While I am one who really enjoys nicely reproduced audio, whether audio only or HT, I’ve never been an early adopter of any piece of equipment. Even if the first manufacturers out of the gate have managed to iron out all the wrinkles, it usually at least a year or two for the feature set to fill in. Sometimes it also takes about the same amount of time for a given technology to really proliferate such that real price competition sets in. By the time the two years, and maybe longer, passes, one will also know whether the world of supply and demand has swung into full acceptance and whether the touted technology is going to be a boom or a bust.
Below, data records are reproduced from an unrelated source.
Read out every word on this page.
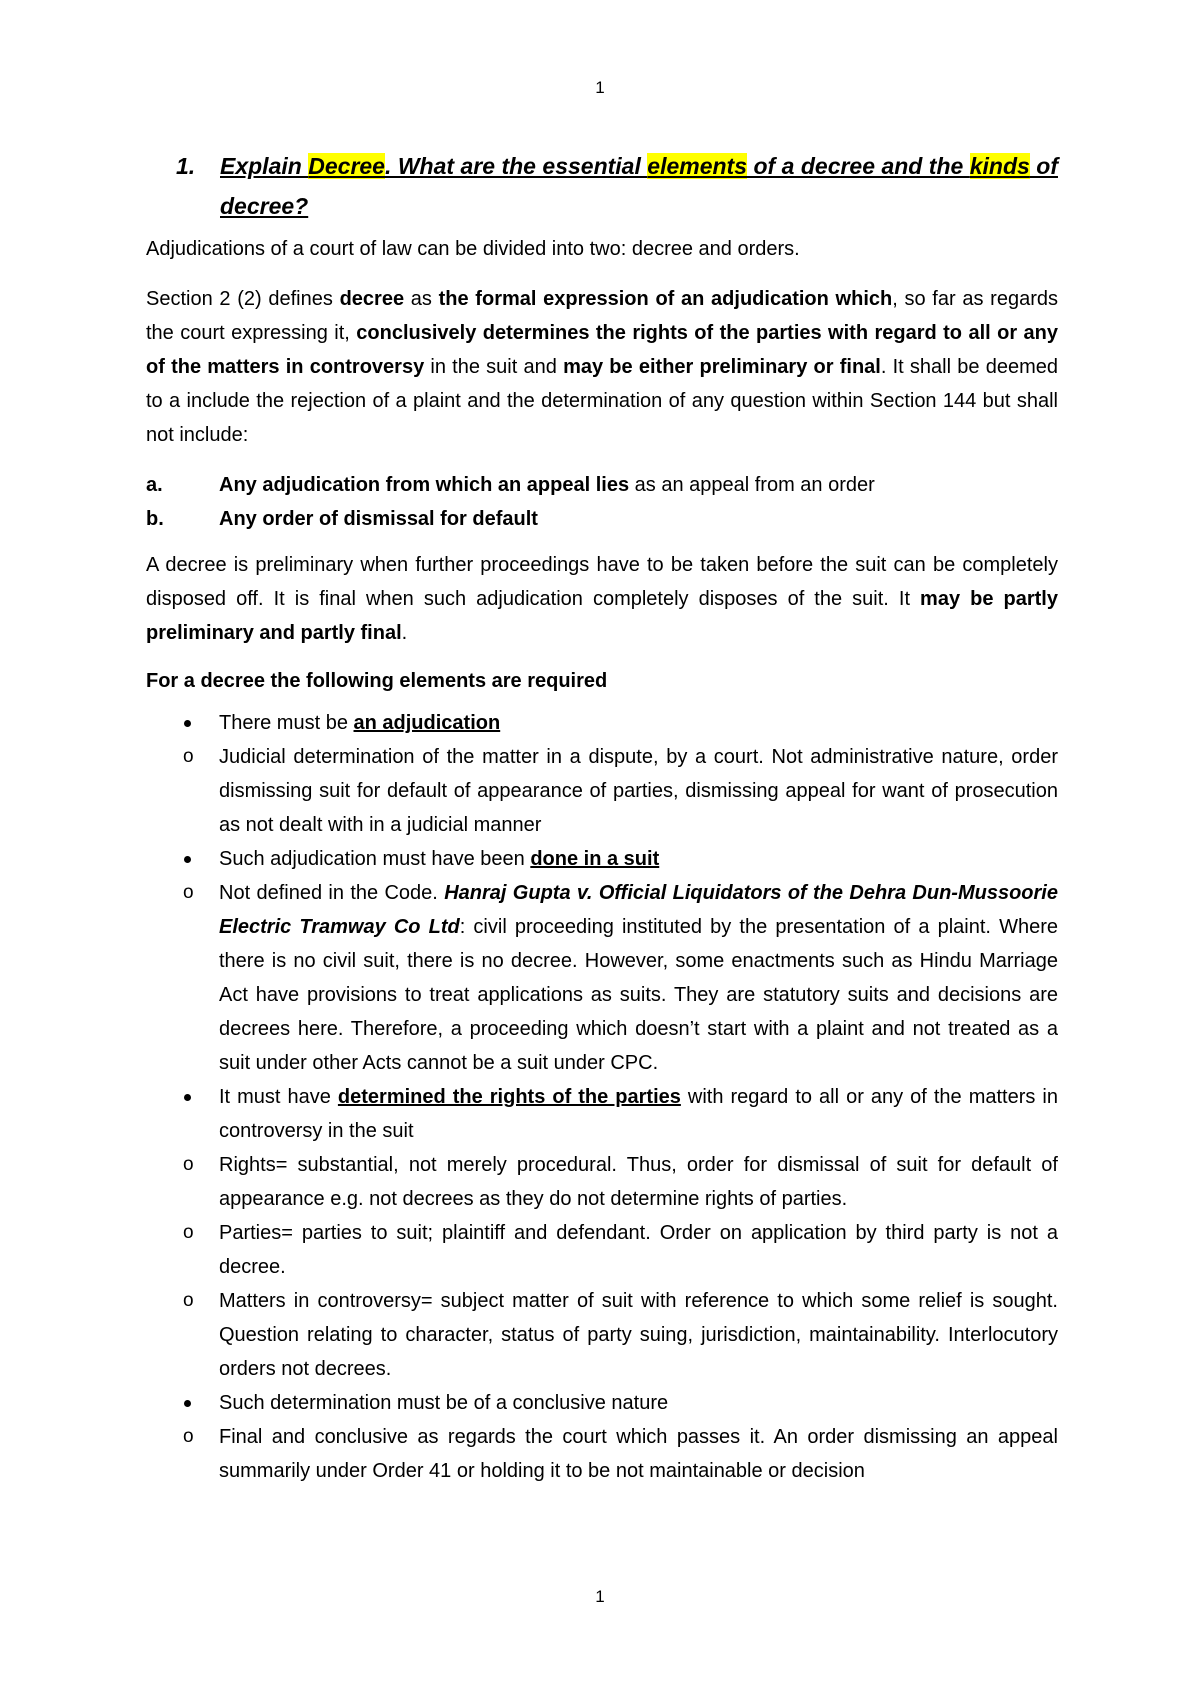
1
1. Explain Decree. What are the essential elements of a decree and the kinds of decree?

Adjudications of a court of law can be divided into two: decree and orders.

Section 2 (2) defines decree as the formal expression of an adjudication which, so far as regards the court expressing it, conclusively determines the rights of the parties with regard to all or any of the matters in controversy in the suit and may be either preliminary or final. It shall be deemed to a include the rejection of a plaint and the determination of any question within Section 144 but shall not include:

a.	Any adjudication from which an appeal lies as an appeal from an order
b.	Any order of dismissal for default

A decree is preliminary when further proceedings have to be taken before the suit can be completely disposed off. It is final when such adjudication completely disposes of the suit. It may be partly preliminary and partly final.

For a decree the following elements are required

There must be an adjudication
Judicial determination of the matter in a dispute, by a court. Not administrative nature, order dismissing suit for default of appearance of parties, dismissing appeal for want of prosecution as not dealt with in a judicial manner
Such adjudication must have been done in a suit
Not defined in the Code. Hanraj Gupta v. Official Liquidators of the Dehra Dun-Mussoorie Electric Tramway Co Ltd: civil proceeding instituted by the presentation of a plaint. Where there is no civil suit, there is no decree. However, some enactments such as Hindu Marriage Act have provisions to treat applications as suits. They are statutory suits and decisions are decrees here. Therefore, a proceeding which doesn’t start with a plaint and not treated as a suit under other Acts cannot be a suit under CPC.
It must have determined the rights of the parties with regard to all or any of the matters in controversy in the suit
Rights= substantial, not merely procedural. Thus, order for dismissal of suit for default of appearance e.g. not decrees as they do not determine rights of parties.
Parties= parties to suit; plaintiff and defendant. Order on application by third party is not a decree.
Matters in controversy= subject matter of suit with reference to which some relief is sought. Question relating to character, status of party suing, jurisdiction, maintainability. Interlocutory orders not decrees.
Such determination must be of a conclusive nature
Final and conclusive as regards the court which passes it. An order dismissing an appeal summarily under Order 41 or holding it to be not maintainable or decision
1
The only foray I’ve half-regretted is SACD and DVD-A – I’ve enjoyed half the discs I purchased but these formats have never become mainstream even though I thought it would eventually happen.
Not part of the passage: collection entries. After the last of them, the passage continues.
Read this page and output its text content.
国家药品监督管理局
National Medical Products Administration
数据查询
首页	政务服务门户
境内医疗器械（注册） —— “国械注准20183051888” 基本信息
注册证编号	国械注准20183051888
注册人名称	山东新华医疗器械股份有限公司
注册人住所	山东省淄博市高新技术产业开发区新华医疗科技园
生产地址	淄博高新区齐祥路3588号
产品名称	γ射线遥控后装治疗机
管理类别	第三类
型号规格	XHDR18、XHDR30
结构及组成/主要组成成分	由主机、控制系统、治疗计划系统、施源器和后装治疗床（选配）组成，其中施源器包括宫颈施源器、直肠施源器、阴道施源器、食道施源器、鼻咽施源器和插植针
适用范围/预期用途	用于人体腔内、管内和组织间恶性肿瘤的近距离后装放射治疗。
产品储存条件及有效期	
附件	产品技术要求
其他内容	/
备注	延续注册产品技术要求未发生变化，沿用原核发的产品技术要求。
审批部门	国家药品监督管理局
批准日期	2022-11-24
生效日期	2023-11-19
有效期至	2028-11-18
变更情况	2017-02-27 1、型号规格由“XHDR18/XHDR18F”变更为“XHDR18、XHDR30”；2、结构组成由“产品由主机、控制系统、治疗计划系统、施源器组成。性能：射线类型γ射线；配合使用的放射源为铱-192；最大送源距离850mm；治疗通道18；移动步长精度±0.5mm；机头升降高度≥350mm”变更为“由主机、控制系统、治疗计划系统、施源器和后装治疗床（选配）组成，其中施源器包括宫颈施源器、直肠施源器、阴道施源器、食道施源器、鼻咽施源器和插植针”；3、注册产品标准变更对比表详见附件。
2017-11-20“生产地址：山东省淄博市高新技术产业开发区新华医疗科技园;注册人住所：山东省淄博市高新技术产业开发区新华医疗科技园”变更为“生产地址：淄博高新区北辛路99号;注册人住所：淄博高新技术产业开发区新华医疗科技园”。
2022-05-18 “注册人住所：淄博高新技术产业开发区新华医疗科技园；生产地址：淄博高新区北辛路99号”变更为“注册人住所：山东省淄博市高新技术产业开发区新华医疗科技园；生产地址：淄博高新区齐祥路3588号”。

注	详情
I’ve avoided HDTV so far because much of the display technology, from a pro’s point of view, has a fair amount of drawbacks, varying by display method. Many early HDTV adopters have only analog inputs to their HD displays, early plasma adopters who watch certain channels got some form of screen burn-in, ...
HDMI is likely to be different as far as it’s eventual widespread adoption. From the consumer point of view it promises not just to be better (Joe consumer would need a lot of marketing to be convinced to spend just for a ‘better’ he might only hardly notice) but easier to interconnect (perhaps fewer cables eventually). Of course manufacturers have sold the content folks on the idea that the included HDCP offers them real protection. So what’s not to like? Content people like the ‘HDCP promise’, mass consumers like ‘easier’, and manufacturers like having something new to sell.
The 950, and then the 990, have got the audio covered so far. Once the HD display and HDMI/HDCP technologies are a bit more mature, I’ll be there too.